TuringLang / Bijectors.jl

Implementation of normalising flows and constrained random variable transformations
https://turinglang.org/Bijectors.jl/
MIT License
196 stars 32 forks source link

Question on simplex bijector implementation #283

Open Red-Portal opened 11 months ago

Red-Portal commented 11 months ago

Hi,

It appears that torch.probability simply uses softmax for the simplex bijector. Is there a reason our simplex transform is much more complicated? I was also thinking about a GPU-friendly implementation, which the current implementation appears hard do.

torfjelde commented 11 months ago

Softmax isn't bijective. The one we have now is (maps from d to d-1 dimensional)

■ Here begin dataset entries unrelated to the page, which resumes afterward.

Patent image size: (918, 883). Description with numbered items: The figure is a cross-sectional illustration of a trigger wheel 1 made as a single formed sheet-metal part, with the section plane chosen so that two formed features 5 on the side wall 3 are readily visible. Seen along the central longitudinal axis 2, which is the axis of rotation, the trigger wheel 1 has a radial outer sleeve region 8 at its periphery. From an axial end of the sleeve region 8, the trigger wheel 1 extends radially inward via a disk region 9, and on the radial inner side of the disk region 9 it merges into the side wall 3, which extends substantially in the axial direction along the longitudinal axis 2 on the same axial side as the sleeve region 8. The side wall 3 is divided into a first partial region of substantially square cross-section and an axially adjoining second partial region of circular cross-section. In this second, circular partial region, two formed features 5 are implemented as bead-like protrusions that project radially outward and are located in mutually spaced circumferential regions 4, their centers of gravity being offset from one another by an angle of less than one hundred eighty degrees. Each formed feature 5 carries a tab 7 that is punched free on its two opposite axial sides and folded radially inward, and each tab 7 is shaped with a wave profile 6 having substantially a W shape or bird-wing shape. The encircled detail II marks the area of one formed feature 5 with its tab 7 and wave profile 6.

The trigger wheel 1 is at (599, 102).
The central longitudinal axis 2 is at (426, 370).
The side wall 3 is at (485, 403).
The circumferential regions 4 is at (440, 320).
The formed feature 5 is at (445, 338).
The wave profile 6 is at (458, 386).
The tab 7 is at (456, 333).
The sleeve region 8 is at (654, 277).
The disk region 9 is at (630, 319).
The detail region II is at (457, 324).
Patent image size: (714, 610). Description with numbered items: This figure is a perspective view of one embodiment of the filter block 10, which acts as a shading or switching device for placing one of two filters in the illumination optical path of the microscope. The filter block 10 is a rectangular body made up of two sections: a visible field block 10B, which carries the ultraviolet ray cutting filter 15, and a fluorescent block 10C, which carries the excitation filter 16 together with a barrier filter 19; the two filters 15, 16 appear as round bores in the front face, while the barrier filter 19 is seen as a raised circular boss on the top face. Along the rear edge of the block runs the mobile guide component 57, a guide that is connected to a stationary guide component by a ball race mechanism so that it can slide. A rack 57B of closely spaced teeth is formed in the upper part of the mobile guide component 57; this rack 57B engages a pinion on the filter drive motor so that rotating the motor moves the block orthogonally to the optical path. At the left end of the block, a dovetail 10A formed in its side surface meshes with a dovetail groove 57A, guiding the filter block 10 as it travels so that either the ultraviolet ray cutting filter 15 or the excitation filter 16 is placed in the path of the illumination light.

devmotion commented 11 months ago

See also #51.

Red-Portal commented 11 months ago

Betanalpha does discuss a bijective softmax by arbitrarily setting the endpoint logits. Any experience with this?

devmotion commented 11 months ago

That's supported e.g. in GPLikelihoods (see maybe also the discussion in https://github.com/JuliaGaussianProcesses/GPLikelihoods.jl/issues/55).

Red-Portal commented 11 months ago

Good to know thanks. Though, back to my original intention, I really wish that our simplex bijector could play nicely with GPUs out of the box. Among non-NF bijectors, it seems the simplex bijector is really going to be the big challenge going in that direction. Do we have any plans on how to pursue this? It does seem to me that the softmax approach would be much easier to get this done.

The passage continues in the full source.